Underfed Marxist-Leninists (UML)

Unified Marxist-Leninists (Oily)

Unified Marxist-Leninists (Nepal)

Unified Marxist-Leninists (India)

Unified Marxist-Leninists (Shaivite)

Communist Party of Nepal (Brahma-Vishnu-Maheswar)

Nepal Communist Party (Royalist)

Nepal Communist Party (Gang of Four)

Nepal Communist Party (Revolting)

Communist Party of Nepal (Pvt Ltd)

Nepal Communist Party Marxism-Stalinism-Maoism (MSM)

Communal Party of Nepal (Polpotist-Maduroist-Kim Il-Sungist)

However, even dyed-in-red communists are beginning to admit that the time may have finally come for the party to re-brand itself after political philosophers like Groucho Marx and John Lennon, while at the same time remaining true to its revolutionary antecedents.
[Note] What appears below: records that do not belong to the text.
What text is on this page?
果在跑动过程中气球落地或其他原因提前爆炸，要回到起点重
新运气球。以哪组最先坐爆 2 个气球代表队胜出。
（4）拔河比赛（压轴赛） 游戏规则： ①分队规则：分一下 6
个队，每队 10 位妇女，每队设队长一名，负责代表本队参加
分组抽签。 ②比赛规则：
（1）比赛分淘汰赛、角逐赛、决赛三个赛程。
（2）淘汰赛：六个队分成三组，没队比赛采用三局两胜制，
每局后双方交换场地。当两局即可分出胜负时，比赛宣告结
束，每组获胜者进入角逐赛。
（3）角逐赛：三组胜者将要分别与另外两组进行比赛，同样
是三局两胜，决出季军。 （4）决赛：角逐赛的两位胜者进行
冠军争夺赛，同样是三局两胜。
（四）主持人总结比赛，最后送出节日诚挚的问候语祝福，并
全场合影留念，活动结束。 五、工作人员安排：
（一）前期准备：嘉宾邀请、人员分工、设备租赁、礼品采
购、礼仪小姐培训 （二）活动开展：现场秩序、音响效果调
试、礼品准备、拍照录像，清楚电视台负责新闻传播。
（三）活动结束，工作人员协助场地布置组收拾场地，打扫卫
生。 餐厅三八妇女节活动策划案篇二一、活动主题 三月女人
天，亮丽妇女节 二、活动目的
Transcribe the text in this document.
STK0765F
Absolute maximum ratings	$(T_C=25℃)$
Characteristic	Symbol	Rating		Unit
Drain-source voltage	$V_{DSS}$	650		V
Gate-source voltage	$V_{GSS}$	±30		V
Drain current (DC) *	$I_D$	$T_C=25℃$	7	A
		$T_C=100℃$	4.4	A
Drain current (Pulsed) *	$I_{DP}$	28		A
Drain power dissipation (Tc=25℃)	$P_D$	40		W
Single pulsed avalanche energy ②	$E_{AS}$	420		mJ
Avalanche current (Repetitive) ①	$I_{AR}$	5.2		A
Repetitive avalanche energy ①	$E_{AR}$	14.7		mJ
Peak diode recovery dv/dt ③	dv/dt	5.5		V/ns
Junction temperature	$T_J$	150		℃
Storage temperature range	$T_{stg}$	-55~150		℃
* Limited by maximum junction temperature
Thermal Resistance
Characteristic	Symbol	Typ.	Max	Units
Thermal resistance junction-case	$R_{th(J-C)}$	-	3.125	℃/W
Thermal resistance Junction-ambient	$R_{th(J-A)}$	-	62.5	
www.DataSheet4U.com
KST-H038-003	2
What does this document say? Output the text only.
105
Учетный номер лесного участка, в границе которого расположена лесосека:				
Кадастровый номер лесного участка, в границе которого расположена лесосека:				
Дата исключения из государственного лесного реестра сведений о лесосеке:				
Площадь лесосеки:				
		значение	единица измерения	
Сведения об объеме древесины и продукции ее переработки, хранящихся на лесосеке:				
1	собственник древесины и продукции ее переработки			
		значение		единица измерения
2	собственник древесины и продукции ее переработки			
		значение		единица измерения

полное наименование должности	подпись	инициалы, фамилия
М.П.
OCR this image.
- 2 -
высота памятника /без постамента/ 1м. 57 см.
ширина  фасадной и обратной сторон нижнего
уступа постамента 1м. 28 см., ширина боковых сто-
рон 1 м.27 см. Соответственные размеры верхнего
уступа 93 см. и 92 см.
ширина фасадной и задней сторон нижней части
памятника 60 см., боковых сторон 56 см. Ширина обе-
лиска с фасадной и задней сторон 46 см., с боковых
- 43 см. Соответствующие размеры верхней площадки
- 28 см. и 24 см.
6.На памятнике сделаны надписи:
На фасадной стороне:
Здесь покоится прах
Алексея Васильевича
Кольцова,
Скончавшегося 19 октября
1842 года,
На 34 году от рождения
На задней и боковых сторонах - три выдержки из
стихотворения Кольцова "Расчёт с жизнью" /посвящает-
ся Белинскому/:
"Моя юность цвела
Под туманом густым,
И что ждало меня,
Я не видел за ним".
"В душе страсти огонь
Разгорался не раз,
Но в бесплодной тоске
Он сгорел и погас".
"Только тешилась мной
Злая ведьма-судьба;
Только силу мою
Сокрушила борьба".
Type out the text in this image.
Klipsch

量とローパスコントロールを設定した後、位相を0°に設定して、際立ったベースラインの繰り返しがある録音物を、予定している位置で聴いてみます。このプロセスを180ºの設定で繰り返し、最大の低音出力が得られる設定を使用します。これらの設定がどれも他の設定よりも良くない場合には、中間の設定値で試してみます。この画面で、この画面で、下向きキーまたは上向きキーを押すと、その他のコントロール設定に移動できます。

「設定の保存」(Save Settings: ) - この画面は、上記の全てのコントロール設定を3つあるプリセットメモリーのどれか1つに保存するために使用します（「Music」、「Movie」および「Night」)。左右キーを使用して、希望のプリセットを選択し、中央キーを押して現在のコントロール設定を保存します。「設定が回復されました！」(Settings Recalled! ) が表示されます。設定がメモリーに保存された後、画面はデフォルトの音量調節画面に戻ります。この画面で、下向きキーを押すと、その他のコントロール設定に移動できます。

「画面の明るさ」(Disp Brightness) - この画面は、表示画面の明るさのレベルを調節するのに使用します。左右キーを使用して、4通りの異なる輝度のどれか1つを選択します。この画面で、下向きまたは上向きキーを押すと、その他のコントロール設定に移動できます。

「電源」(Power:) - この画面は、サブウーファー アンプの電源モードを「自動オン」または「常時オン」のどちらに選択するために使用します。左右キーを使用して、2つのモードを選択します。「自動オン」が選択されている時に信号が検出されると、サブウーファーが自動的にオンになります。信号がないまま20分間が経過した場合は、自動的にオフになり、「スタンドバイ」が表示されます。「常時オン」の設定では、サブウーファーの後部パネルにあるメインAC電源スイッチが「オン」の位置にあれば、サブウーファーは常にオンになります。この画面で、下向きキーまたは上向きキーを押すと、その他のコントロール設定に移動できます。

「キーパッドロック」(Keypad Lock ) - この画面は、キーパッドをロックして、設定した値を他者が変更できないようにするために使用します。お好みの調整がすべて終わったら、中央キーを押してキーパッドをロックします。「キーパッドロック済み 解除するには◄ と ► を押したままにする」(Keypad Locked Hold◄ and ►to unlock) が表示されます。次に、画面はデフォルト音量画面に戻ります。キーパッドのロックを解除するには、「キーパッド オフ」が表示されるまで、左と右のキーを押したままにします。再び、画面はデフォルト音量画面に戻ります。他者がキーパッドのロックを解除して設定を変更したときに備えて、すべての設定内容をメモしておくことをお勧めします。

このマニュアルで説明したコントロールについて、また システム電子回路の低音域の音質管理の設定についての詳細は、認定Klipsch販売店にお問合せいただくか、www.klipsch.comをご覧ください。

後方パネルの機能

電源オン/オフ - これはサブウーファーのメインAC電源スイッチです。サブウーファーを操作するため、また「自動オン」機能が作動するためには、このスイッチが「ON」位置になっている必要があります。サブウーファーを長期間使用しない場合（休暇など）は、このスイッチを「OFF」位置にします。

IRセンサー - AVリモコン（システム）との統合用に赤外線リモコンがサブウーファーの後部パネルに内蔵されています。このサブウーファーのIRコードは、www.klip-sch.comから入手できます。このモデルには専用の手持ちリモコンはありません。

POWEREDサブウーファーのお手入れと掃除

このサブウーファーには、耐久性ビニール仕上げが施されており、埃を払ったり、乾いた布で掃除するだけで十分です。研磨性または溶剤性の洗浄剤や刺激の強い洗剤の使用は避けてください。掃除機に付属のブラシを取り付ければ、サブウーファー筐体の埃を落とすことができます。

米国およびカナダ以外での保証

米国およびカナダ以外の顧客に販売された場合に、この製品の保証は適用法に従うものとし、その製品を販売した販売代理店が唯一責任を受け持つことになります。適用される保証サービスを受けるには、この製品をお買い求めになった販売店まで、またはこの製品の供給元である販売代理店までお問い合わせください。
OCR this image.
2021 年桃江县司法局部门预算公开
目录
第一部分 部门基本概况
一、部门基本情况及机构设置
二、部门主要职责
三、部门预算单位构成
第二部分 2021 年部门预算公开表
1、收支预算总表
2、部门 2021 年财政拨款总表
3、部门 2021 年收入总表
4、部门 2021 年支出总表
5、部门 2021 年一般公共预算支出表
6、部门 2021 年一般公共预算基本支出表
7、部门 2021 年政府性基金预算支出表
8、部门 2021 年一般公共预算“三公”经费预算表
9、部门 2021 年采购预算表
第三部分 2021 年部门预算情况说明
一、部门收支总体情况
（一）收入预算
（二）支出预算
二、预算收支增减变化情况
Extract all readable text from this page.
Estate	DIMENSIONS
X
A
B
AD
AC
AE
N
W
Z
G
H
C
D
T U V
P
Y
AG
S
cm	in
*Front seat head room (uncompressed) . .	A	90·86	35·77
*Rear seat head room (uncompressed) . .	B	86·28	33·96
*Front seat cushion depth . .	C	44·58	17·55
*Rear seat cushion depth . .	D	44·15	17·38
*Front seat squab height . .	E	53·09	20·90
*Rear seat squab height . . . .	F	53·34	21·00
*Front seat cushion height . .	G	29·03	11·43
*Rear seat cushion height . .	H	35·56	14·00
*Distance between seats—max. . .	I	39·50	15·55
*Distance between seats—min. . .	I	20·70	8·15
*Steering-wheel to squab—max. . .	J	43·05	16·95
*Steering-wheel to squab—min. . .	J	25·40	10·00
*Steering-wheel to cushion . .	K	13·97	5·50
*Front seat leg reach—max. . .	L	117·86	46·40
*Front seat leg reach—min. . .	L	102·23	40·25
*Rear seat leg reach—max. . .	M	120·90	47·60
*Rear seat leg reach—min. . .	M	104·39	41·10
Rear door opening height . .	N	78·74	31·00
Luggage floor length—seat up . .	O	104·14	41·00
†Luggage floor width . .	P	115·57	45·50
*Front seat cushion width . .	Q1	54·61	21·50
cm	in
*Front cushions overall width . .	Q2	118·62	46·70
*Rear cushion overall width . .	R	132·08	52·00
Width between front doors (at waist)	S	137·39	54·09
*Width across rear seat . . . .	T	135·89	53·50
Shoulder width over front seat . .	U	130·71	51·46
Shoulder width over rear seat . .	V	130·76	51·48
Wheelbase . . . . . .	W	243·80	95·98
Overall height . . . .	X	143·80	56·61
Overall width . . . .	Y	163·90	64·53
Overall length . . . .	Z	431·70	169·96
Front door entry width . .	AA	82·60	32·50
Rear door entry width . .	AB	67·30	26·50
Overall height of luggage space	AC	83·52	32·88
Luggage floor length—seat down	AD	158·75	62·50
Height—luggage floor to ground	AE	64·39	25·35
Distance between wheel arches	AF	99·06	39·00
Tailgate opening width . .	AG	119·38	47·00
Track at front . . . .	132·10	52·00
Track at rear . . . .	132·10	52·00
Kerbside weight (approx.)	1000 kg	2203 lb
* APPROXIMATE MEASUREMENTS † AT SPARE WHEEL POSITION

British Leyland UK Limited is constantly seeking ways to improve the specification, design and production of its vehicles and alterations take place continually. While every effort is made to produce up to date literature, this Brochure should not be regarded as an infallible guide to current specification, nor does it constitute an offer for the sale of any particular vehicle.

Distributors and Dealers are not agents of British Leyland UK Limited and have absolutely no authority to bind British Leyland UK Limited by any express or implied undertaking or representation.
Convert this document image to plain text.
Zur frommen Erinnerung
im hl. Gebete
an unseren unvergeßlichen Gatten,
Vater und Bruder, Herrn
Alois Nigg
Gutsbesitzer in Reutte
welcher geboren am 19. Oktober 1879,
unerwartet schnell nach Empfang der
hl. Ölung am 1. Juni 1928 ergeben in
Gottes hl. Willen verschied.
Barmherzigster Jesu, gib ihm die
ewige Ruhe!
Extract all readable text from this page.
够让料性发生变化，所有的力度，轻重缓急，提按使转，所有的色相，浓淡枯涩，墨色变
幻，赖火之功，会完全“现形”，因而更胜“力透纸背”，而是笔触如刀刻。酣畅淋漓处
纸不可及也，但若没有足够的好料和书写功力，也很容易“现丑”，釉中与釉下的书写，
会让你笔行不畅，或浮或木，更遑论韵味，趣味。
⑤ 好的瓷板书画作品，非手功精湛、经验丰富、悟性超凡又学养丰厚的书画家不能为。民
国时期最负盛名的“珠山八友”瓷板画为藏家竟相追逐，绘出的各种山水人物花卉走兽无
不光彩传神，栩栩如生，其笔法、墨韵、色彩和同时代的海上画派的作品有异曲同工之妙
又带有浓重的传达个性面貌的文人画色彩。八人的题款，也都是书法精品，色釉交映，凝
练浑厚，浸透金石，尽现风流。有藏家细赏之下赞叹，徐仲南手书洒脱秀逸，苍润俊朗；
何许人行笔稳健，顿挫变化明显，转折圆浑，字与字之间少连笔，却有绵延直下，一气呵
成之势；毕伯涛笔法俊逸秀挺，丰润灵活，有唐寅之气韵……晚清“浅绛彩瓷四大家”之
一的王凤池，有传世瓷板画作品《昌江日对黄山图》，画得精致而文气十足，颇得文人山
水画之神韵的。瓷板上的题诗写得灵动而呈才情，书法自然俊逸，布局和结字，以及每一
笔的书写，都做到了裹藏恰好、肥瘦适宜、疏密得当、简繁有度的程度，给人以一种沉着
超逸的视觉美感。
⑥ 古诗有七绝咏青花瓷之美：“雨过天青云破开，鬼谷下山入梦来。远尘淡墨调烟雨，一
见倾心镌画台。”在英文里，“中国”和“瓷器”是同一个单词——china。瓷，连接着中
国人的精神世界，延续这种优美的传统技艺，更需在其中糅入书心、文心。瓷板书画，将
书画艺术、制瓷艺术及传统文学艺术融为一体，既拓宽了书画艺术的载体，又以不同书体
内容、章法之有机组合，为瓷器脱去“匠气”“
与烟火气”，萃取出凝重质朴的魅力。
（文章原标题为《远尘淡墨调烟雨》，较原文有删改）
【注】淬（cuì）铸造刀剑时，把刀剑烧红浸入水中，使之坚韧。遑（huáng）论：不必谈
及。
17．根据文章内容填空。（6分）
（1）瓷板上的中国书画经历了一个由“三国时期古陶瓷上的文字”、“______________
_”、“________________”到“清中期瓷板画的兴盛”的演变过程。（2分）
Allow me to suggest the following formulations:

Nepal Communist Party (Groucho-Lennonist)

Communicative Party of Nepal (Facebook-TikTok)

Nepal Communicable Party (Covid-19)

Nepal Commuter Party (Monorail)

The acronyms will get to be even more complicated if, and when, the various permutations of the next coalition government become clearer:

UML-JSP (KPO)

MC-NC-JSP (BRB)

MC-NC-JSP (RCP)

MC-NC-JSP (SBD)

UML-MC (JNK)

UML-MC (PKD)

UML-MC (MKN)

The only problem is that the 2017 Constitution has an open-defecation free law that prohibits horse-trading. The Ass takes umbrage at the speciesist language insinuating that it is only horses that get to be traded. How about us donkeys, aren’t we also good enough to be bought and sold by the highest bidders? Why isn’t anyone ass-trading? Why discriminate?

To which I am sure you are dying to also ask: Is God a he or a she?